What’s driving the downfall?
The relentless selling in small and midcap stocks stems from a mix of overvaluation, weak earnings, and technical breakdowns. Many stocks had surged to unsustainable levels, leaving them vulnerable to sharp corrections. Liquidity has also dried up, as domestic investors shift focus from smallcaps to largecaps amid concerns over economic slowdown and political uncertainty.
Earnings disappointment adds to the pressure
Adding fuel to the fire is the recent underwhelming earnings performance of many small and midcap companies. Rising costs, weakening demand, and sector-specific headwinds have eroded profitability, leading to earnings downgrades. Investors who were betting on strong earnings growth to justify high valuations are now facing the reality that many companies in this segment may struggle to meet expectations in FY25.
Technical breakdown suggests further pain ahead From a technical perspective, market experts see further downside risks. The Nifty Midcap 100 has slipped below its 100-week Exponential Moving Average (EMA) for the first time since 2020, indicating weakening momentum. The Nifty Smallcap 100 has remained below its 100-week EMA for three consecutive weeks.
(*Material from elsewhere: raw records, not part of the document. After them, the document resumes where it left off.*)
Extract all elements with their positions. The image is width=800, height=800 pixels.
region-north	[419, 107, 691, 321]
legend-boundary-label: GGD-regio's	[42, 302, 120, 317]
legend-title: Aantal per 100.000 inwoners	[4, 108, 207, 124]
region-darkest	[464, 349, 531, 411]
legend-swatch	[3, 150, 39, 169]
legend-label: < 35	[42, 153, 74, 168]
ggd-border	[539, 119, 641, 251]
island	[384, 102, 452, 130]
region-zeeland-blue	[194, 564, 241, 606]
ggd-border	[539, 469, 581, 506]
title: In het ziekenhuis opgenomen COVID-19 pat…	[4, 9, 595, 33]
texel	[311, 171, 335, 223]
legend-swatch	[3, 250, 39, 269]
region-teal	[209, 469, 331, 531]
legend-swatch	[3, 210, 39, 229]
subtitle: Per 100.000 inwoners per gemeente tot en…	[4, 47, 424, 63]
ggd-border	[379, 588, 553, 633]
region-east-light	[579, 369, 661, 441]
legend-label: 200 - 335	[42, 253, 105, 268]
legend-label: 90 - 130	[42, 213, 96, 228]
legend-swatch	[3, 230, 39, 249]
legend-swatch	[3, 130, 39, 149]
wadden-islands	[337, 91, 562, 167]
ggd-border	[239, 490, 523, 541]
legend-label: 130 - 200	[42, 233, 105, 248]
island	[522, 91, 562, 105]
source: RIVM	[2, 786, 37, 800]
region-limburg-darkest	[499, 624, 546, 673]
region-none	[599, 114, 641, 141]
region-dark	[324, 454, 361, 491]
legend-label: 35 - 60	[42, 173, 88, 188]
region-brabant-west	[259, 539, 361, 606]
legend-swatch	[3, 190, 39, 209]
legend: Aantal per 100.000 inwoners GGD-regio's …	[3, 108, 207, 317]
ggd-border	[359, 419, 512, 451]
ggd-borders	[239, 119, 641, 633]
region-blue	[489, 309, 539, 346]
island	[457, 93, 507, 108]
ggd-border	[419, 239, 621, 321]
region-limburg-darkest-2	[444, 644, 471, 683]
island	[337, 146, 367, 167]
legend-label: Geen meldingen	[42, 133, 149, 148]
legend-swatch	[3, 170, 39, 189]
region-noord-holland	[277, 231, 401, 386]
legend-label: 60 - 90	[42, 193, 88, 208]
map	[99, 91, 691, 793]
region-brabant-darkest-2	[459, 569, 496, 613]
Both indices have broken critical support levels, with key retracement zones suggesting further potential declines of 5-7 per cent in the near term
Where should investors focus now?
Rather than chasing momentum, investors should now look at sectors that have strong fundamentals and reasonable valuations. Defensive plays like pharma and select IT stocks could offer stability. Largecaps may continue to outperform in the near term, but certain midcap names with strong balance sheets and growth potential could make a comeback.
Stocks that took the hardest hit
Stock | February Fall (%) |
---|---|
Suratwwala Business Group | -66 |
Best Agrolife | -50 |
WPIL | -45 |
Precision Camshafts | -44 |
Vakrangee | -42 |
Zen Technologies | -40 |
Tilaknagar Industries | -40 |
Senco Gold | -38 |
Vishnu Prakash R Punglia | -37 |
Kirloskar Oil Engines | -36 |
The road ahead: A stock-picker’s market
Market history suggests that midcaps and smallcaps go through cycles of steep corrections before rebounding strongly. However, the key takeaway from past corrections is that indiscriminate buying rarely works. For now, investors should brace for more turbulence but use the correction as an opportunity to accumulate fundamentally strong stocks at reasonable valuations. As liquidity dynamics evolve and earnings clarity emerges, the broader market could stabilize in the coming months, setting the stage for the next leg of growth.